Founded in 1996, the coalition is dedicated to education, training and
advocacy geared toward preventing substance abuse by the young and
adults. It has a staff of seven committed to supporting a range of
programming associated with schools, the police and the courts, even
prenatal care for pregnant women. Their goals are broad, addressing
smoking, for example, as well as alcohol abuse.

The group is financed largely by local governments and grants, and in
turn pays for such activities as training store clerks, buying ID
scanners and hiring police officers for community festivals where
alcohol is sold.

The partnership's youth to youth committee involves more than 40
students from area junior high and high schools. A coalition panel
recently completed an annual report identifying changes that should be
made in the county's approach to underage alcohol use - meaningful
changes derived not from think-tank boilerplate but from an
understanding of local circumstances.

Certainly this effort is taking place on a larger scale than is likely
in Concord, which, after all, is a smaller community.

But the concerns that have impelled the Ohio effort are little
different from those felt here. For example, almost half of Lucas
County stores failed a spot check and sold liquor to underage
customers; the figure in Concord was just a bit higher.

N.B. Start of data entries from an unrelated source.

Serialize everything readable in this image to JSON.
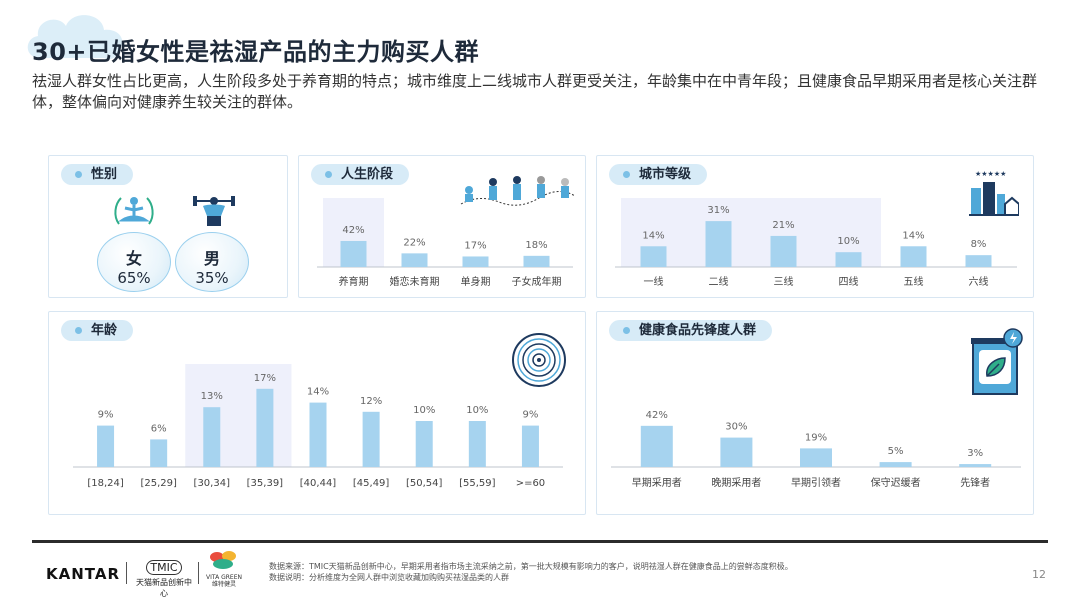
{
  "header": {
    "title": "30+已婚女性是祛湿产品的主力购买人群",
    "subtitle": "祛湿人群女性占比更高，人生阶段多处于养育期的特点；城市维度上二线城市人群更受关注，年龄集中在中青年段；且健康食品早期采用者是核心关注群体，整体偏向对健康养生较关注的群体。"
  },
  "gender": {
    "title": "性别",
    "female_label": "女",
    "female_value": "65%",
    "male_label": "男",
    "male_value": "35%"
  },
  "life_stage": {
    "title": "人生阶段"
  },
  "city": {
    "title": "城市等级",
    "stars": "★★★★★"
  },
  "age": {
    "title": "年龄"
  },
  "pioneer": {
    "title": "健康食品先锋度人群"
  },
  "colors": {
    "bar": "#a6d3ef",
    "highlight": "#eef0fb",
    "accent": "#7cc0e6",
    "pill": "#d7ebf7"
  },
  "chart_data": [
    {
      "type": "bar",
      "title": "人生阶段",
      "categories": [
        "养育期",
        "婚恋未育期",
        "单身期",
        "子女成年期"
      ],
      "values": [
        42,
        22,
        17,
        18
      ],
      "labels": [
        "42%",
        "22%",
        "17%",
        "18%"
      ],
      "highlight": [
        0,
        1
      ]
    },
    {
      "type": "bar",
      "title": "城市等级",
      "categories": [
        "一线",
        "二线",
        "三线",
        "四线",
        "五线",
        "六线"
      ],
      "values": [
        14,
        31,
        21,
        10,
        14,
        8
      ],
      "labels": [
        "14%",
        "31%",
        "21%",
        "10%",
        "14%",
        "8%"
      ],
      "highlight": [
        0,
        4
      ]
    },
    {
      "type": "bar",
      "title": "年龄",
      "categories": [
        "[18,24]",
        "[25,29]",
        "[30,34]",
        "[35,39]",
        "[40,44]",
        "[45,49]",
        "[50,54]",
        "[55,59]",
        ">=60"
      ],
      "values": [
        9,
        6,
        13,
        17,
        14,
        12,
        10,
        10,
        9
      ],
      "labels": [
        "9%",
        "6%",
        "13%",
        "17%",
        "14%",
        "12%",
        "10%",
        "10%",
        "9%"
      ],
      "highlight": [
        2,
        4
      ]
    },
    {
      "type": "bar",
      "title": "健康食品先锋度人群",
      "categories": [
        "早期采用者",
        "晚期采用者",
        "早期引领者",
        "保守迟缓者",
        "先锋者"
      ],
      "values": [
        42,
        30,
        19,
        5,
        3
      ],
      "labels": [
        "42%",
        "30%",
        "19%",
        "5%",
        "3%"
      ]
    }
  ],
  "footer": {
    "brand": "KANTAR",
    "tmic_logo": "TMIC",
    "tmic_text": "天猫新品创新中心",
    "vita_text1": "VITA GREEN",
    "vita_text2": "维特健灵",
    "note1": "数据来源：TMIC天猫新品创新中心，早期采用者指市场主流采纳之前，第一批大规模有影响力的客户，说明祛湿人群在健康食品上的尝鲜态度积极。",
    "note2": "数据说明：分析维度为全网人群中浏览收藏加购购买祛湿品类的人群",
    "page": "12"
  }
}
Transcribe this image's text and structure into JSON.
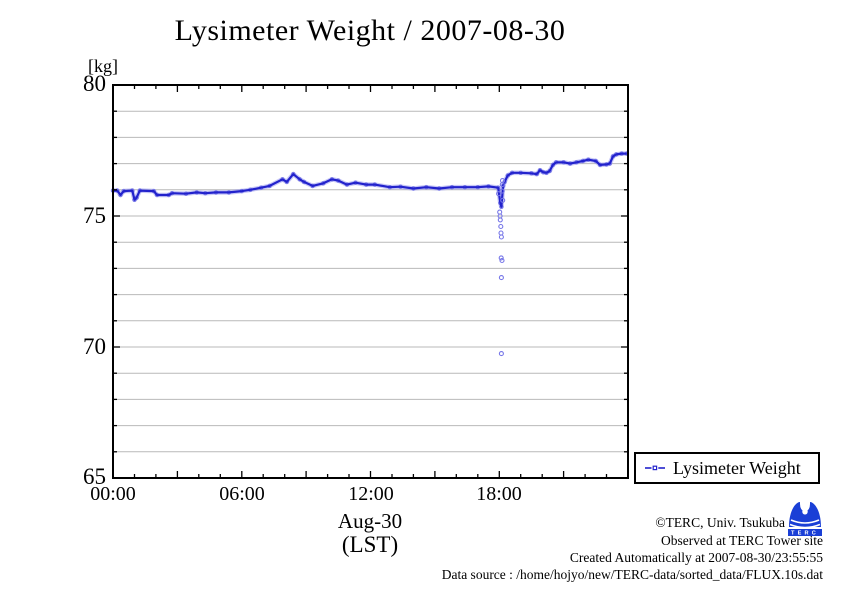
{
  "title": "Lysimeter Weight / 2007-08-30",
  "y_unit": "[kg]",
  "y_axis": {
    "labels": [
      "80",
      "75",
      "70",
      "65"
    ]
  },
  "x_axis": {
    "labels": [
      "00:00",
      "06:00",
      "12:00",
      "18:00"
    ],
    "date_label": "Aug-30",
    "tz_label": "(LST)"
  },
  "legend": {
    "label": "Lysimeter Weight"
  },
  "footer": {
    "lines": [
      "©TERC, Univ. Tsukuba",
      "Observed at TERC Tower site",
      "Created Automatically at 2007-08-30/23:55:55",
      "Data source : /home/hojyo/new/TERC-data/sorted_data/FLUX.10s.dat"
    ]
  },
  "logo": {
    "text": "TERC"
  },
  "colors": {
    "line": "#2222cc",
    "marker": "#7777e8",
    "marker_halo": "#9a9af0",
    "grid": "#b9b9b9",
    "axis": "#000000",
    "logo_blue": "#1a3fd6"
  },
  "chart_data": {
    "type": "line",
    "title": "Lysimeter Weight / 2007-08-30",
    "xlabel": "Aug-30 (LST)",
    "ylabel": "[kg]",
    "xlim_hours": [
      0,
      24
    ],
    "ylim": [
      65,
      80
    ],
    "x_tick_labeled_hours": [
      0,
      6,
      12,
      18
    ],
    "x_minor_tick_hours": 1,
    "y_tick_labeled": [
      65,
      70,
      75,
      80
    ],
    "y_minor_tick": 1,
    "grid": "horizontal only, every 1 kg, light gray",
    "legend_position": "outside-bottom-right",
    "series": [
      {
        "name": "Lysimeter Weight",
        "points": [
          [
            0.0,
            75.97
          ],
          [
            0.2,
            75.97
          ],
          [
            0.35,
            75.8
          ],
          [
            0.5,
            75.95
          ],
          [
            0.9,
            75.97
          ],
          [
            1.0,
            75.62
          ],
          [
            1.1,
            75.7
          ],
          [
            1.25,
            75.97
          ],
          [
            1.9,
            75.95
          ],
          [
            2.05,
            75.8
          ],
          [
            2.6,
            75.8
          ],
          [
            2.75,
            75.87
          ],
          [
            3.4,
            75.85
          ],
          [
            3.9,
            75.9
          ],
          [
            4.3,
            75.87
          ],
          [
            4.8,
            75.9
          ],
          [
            5.4,
            75.9
          ],
          [
            6.0,
            75.95
          ],
          [
            6.4,
            76.0
          ],
          [
            6.9,
            76.08
          ],
          [
            7.3,
            76.15
          ],
          [
            7.9,
            76.4
          ],
          [
            8.1,
            76.3
          ],
          [
            8.4,
            76.6
          ],
          [
            8.7,
            76.4
          ],
          [
            8.9,
            76.3
          ],
          [
            9.3,
            76.15
          ],
          [
            9.8,
            76.25
          ],
          [
            10.2,
            76.4
          ],
          [
            10.5,
            76.35
          ],
          [
            10.9,
            76.2
          ],
          [
            11.3,
            76.27
          ],
          [
            11.8,
            76.2
          ],
          [
            12.2,
            76.2
          ],
          [
            12.9,
            76.1
          ],
          [
            13.4,
            76.12
          ],
          [
            14.0,
            76.05
          ],
          [
            14.6,
            76.1
          ],
          [
            15.2,
            76.05
          ],
          [
            15.8,
            76.1
          ],
          [
            16.4,
            76.1
          ],
          [
            17.0,
            76.1
          ],
          [
            17.5,
            76.13
          ],
          [
            17.95,
            76.08
          ],
          [
            18.05,
            75.5
          ],
          [
            18.1,
            75.35
          ],
          [
            18.18,
            76.15
          ],
          [
            18.25,
            76.3
          ],
          [
            18.4,
            76.55
          ],
          [
            18.6,
            76.65
          ],
          [
            19.0,
            76.65
          ],
          [
            19.5,
            76.63
          ],
          [
            19.75,
            76.6
          ],
          [
            19.9,
            76.75
          ],
          [
            20.05,
            76.67
          ],
          [
            20.2,
            76.65
          ],
          [
            20.35,
            76.72
          ],
          [
            20.5,
            76.95
          ],
          [
            20.65,
            77.05
          ],
          [
            21.0,
            77.05
          ],
          [
            21.3,
            77.0
          ],
          [
            21.6,
            77.05
          ],
          [
            21.9,
            77.1
          ],
          [
            22.15,
            77.15
          ],
          [
            22.5,
            77.1
          ],
          [
            22.7,
            76.95
          ],
          [
            23.0,
            76.97
          ],
          [
            23.15,
            77.0
          ],
          [
            23.3,
            77.28
          ],
          [
            23.45,
            77.35
          ],
          [
            23.7,
            77.38
          ],
          [
            23.95,
            77.38
          ]
        ]
      }
    ],
    "outliers": [
      [
        17.97,
        75.85
      ],
      [
        18.02,
        75.15
      ],
      [
        18.04,
        75.0
      ],
      [
        18.05,
        74.85
      ],
      [
        18.07,
        74.6
      ],
      [
        18.08,
        74.35
      ],
      [
        18.1,
        74.2
      ],
      [
        18.09,
        73.4
      ],
      [
        18.13,
        73.3
      ],
      [
        18.1,
        72.65
      ],
      [
        18.1,
        69.75
      ],
      [
        18.15,
        76.35
      ],
      [
        18.14,
        76.2
      ],
      [
        18.13,
        75.95
      ],
      [
        18.16,
        75.6
      ]
    ]
  }
}
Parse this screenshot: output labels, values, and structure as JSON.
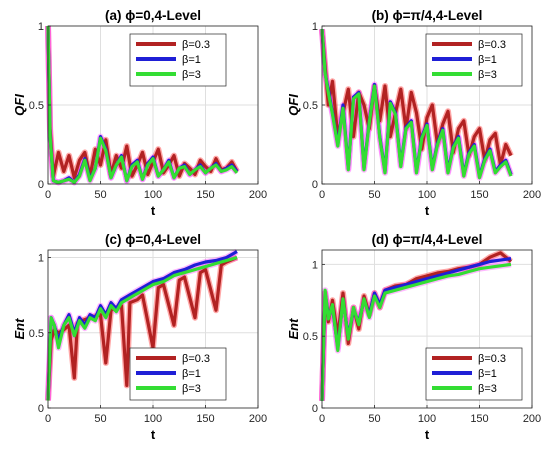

The result of the Concord spot check was one factor among many that
have combined to heighten concern about teen drinking. Tuesday night,
a parent-teacher group held a forum on the issue that drew more than
50 people. City officials and the Riverbend mental health center are
working on the issue, too.

These efforts are many long steps short of the mature, comprehensive
programming in place in Lucas County. But they are a promising
development, and those responsible for it could benefit from studying
the Lucas County example.

One conclusion that might flow from such a study is that prevention
efforts will work best if the various groups pursuing them work
together. A second might be that the very existence of a broad-based,
active community coalition sends a strong message about underage
drinking to businesses, kids and parents.

A third might be recognizing that teen drinking is a problem without
borders. As encouraging as it is to see the seeds of progress on this
issue in Concord, consider the growth that would be possible if this
became a countywide effort - or a regional one.